Q. Do you have a degree or do you plan to attend school for art?

A. "I earned a Bachelor of Fine Art degree in 3 Dimensional Studies from the New York State College of Ceramics at Alfred University in 1983. Alfred U is a great place. I worked with professors who taught craft and technique as well as concept. Aesthetics were up to the students. My professors were supportive and open minded. I have remained friends with some of them and could show up at their houses tonight and be welcome to stay."

Q. Where can we see more of your art?

A. "I keep my website pretty current: You can see more work there. I have a few shows in the works, I post upcoming shows on my website."

Q. What galleries have you exhibited in? Can you provide links to their sites?

A. "My website has a links page. You can check places I have shown at as well as some art organizations."

Q. What trends do you see in the 'art world'?

A. "To me it looks like we are in a period of individual expression. There are sooooo many artists. It’s not like Europe 100 years ago when Impressionism or Cubism blossomed. I see more creativity and innovation than a unified approach. With the technology I can see work from all over the world in an instant. I see the Internet as a huge resource, you’re reading this, aren’t you? The Internet is phenomenal for finding out about shows, I remember getting Sculpture Magazine in the 80’s and a lot of the deadlines had passed before it was even printed. It’s important to know where we with technology as well as art history."

Q. Any tips for emerging artists?

A. "Make art the most important thing in your life. Believe in yourself, keep pushing, be open minded and keep reinventing yourself. Search for materials, techniques. processes and imagery that you resonate with. Read the writings of other artists. Don’t be afraid to throw stuff out. Dennis Oppenhiem said (in the 1960’s) after a show they would just throw out what didn’t sell. Get involved in local arts organizations, hang out with other artists, share ideas and resources."

Q. What was the toughest point in your career as an artist? Have you ever hit rock-bottom?

A. "I haven’t been far enough away from rock bottom to know. Its not like I ever thought of giving it up but everything is still a push. I get shows, I have a nice, well equipped studio and stuff. I was at an opening in Chelsea, NY last month. The artist sold about 10 $75,000 paintings before the show even opened, I was inspired. I could use a show like that!"

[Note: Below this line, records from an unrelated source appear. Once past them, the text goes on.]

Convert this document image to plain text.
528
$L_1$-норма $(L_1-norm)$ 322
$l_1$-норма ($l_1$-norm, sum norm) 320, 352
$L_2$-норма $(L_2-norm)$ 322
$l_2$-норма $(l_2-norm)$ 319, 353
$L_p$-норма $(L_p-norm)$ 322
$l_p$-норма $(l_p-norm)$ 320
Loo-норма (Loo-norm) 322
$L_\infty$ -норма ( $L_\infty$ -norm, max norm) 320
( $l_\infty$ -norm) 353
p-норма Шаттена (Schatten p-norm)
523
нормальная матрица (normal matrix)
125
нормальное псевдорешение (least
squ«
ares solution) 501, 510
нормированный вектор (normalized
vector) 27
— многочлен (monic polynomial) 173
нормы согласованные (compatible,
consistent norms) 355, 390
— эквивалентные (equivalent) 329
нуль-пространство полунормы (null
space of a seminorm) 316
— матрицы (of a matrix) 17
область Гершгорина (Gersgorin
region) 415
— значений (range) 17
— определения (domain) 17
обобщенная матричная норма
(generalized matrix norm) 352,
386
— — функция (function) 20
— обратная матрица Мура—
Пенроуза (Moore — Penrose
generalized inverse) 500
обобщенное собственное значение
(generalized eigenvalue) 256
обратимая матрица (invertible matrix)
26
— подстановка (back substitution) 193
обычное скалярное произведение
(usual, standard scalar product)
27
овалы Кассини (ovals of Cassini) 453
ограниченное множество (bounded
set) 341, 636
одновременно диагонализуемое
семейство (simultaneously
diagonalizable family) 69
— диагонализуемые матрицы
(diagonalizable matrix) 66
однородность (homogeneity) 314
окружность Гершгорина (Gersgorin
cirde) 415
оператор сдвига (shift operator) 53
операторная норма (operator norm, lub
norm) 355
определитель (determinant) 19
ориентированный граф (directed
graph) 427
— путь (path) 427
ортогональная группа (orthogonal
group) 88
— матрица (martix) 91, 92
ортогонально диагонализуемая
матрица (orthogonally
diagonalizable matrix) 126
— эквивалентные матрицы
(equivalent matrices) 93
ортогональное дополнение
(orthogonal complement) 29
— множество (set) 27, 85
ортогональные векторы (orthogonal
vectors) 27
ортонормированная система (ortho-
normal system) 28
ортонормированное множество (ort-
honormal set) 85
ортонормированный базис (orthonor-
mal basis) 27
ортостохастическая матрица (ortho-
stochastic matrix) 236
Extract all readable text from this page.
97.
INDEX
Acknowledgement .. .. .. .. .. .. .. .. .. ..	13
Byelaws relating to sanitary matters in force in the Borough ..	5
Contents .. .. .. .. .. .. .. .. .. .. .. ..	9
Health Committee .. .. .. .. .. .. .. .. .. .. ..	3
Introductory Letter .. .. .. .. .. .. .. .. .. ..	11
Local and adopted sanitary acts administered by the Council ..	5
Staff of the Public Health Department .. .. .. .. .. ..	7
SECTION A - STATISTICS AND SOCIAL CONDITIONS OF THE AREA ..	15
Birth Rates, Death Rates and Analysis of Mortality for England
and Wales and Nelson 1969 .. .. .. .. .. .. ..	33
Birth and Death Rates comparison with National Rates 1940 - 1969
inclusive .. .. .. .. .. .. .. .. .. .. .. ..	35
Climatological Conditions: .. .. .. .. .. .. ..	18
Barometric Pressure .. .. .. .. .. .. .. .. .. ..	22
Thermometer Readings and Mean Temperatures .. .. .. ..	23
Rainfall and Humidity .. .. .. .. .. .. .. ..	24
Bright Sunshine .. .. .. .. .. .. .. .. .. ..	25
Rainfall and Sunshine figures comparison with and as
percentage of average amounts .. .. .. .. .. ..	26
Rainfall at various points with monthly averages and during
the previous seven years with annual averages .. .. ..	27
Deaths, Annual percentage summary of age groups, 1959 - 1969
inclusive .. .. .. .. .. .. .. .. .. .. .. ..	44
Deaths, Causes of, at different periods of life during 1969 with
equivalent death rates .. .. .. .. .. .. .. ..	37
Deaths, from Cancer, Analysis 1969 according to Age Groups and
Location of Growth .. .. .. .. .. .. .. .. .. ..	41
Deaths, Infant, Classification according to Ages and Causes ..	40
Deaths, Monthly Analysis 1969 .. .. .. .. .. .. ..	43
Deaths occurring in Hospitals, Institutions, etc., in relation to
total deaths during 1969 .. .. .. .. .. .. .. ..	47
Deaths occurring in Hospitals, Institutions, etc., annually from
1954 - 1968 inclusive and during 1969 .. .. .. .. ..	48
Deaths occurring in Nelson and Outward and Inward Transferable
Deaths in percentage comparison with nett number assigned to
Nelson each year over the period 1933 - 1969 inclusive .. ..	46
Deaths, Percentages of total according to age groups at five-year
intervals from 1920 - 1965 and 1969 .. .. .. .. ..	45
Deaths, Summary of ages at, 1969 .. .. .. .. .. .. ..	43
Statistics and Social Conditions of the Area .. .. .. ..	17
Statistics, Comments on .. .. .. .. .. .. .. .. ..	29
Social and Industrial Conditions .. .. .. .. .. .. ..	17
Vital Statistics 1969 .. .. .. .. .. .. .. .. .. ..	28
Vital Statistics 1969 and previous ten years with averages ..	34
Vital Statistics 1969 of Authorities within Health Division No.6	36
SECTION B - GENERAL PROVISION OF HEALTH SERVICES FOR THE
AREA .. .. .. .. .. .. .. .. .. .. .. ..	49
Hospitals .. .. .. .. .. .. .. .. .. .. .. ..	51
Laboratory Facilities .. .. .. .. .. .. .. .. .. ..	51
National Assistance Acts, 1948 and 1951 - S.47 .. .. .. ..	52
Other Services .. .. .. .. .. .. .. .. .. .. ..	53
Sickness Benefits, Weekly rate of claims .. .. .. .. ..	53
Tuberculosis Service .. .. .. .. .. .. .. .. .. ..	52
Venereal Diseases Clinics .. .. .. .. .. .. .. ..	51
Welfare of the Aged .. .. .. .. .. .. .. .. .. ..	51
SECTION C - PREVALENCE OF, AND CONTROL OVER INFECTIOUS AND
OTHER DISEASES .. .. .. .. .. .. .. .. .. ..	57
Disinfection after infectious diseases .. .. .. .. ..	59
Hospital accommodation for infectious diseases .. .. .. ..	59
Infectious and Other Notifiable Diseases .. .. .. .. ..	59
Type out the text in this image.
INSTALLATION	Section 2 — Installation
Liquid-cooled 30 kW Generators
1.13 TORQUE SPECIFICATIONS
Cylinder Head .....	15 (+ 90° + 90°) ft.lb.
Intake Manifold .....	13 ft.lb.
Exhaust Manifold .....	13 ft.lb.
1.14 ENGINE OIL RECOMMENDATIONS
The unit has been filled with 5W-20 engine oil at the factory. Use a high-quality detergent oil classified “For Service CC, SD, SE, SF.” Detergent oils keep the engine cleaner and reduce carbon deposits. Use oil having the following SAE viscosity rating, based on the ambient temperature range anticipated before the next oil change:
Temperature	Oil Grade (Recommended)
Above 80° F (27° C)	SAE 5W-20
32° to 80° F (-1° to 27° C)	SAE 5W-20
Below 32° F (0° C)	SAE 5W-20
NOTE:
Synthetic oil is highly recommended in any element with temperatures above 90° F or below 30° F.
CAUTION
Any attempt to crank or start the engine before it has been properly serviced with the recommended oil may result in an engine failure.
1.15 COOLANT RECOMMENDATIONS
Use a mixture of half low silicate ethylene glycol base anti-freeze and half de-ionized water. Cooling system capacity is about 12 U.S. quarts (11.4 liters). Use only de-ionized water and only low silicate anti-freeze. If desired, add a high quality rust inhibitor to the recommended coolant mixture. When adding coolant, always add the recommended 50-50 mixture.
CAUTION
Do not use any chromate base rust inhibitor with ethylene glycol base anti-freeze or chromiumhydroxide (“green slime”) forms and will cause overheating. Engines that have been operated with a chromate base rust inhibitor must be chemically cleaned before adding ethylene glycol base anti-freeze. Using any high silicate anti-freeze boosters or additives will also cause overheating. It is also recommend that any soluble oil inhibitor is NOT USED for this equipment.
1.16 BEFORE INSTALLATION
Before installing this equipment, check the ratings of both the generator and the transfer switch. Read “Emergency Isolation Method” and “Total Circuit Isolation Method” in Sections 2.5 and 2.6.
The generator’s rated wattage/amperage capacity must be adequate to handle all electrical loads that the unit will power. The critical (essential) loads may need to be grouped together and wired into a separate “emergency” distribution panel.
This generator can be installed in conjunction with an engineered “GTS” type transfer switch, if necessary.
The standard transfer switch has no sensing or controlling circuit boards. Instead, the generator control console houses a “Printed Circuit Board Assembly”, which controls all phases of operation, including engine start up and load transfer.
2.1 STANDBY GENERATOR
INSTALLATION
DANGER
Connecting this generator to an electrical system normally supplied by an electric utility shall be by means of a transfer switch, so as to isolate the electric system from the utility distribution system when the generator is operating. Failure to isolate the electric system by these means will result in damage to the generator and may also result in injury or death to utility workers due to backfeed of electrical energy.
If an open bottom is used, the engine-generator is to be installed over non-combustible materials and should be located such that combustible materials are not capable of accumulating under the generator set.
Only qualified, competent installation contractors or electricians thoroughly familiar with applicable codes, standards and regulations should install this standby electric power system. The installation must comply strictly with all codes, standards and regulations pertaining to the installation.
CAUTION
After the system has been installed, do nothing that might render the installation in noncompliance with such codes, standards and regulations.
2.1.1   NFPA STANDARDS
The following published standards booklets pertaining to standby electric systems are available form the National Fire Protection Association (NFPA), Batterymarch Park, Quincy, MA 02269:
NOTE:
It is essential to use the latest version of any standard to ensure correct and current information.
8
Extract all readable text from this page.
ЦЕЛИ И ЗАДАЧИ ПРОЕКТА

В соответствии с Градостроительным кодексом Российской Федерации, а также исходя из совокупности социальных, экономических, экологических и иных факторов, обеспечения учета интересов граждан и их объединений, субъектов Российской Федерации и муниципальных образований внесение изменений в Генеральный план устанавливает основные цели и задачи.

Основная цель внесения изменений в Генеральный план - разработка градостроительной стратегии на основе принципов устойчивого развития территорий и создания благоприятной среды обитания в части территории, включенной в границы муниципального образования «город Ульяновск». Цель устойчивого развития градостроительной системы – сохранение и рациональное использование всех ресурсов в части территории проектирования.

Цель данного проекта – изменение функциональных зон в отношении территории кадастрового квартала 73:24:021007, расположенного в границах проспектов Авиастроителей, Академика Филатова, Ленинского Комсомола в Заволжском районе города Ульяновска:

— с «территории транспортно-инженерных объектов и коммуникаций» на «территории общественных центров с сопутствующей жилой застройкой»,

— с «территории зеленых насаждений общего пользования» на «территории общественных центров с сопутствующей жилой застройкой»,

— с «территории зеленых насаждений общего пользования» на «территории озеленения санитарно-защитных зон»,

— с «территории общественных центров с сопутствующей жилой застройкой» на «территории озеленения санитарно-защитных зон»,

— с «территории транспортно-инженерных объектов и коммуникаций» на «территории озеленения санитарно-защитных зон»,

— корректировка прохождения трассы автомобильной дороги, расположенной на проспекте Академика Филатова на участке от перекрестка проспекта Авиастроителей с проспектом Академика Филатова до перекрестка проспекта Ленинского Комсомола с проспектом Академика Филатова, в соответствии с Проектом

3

Q. In one sentence... why do you create art?

A. "I am on a journey, I think of stuff, develop my ideas, people put my work in art shows, I get feed back and I’m off to the next step; it’s a thrilling and stimulating ride, I have met and worked with incredible people."

Q. Can we find your art on MYARTSPACE.COM?

A. "Yes, under DonaldBruschi. Or look in the Installation or Sculpture section"

Q. What can you tell our readers about the art scene in your area?

A. "I live in New Paltz, NY a small town with a bit of an "artsy" reputation. We do have a nice arts center: Unison Arts, as well as SUNY New Paltz with the Dorsky Art Museum and a Fine Arts program as well as other places that show and support the arts. I also belong to the Arts Society of Kingston. Kingston is a small city and has a more vibrant and eclectic arts community. I can be in NYC in an hour or so; with it’s too numerous to mention museums and literally hundreds of galleries, NYC’s still the "Place"."

Q. Is there anything else you would like to say about the 'art world'?

A. "It’s a great place to be!"

I hope you have enjoyed my interview with Donald Bruschi.
Check out his work on the main site by searching for DonaldBruschi. Feel free to critique or discuss his work.

Take care, Stay true,

Brian Sherwin


Anonymous said...

It is good.

Henrik Noer said...

Absolutely wonderful colours, indeed.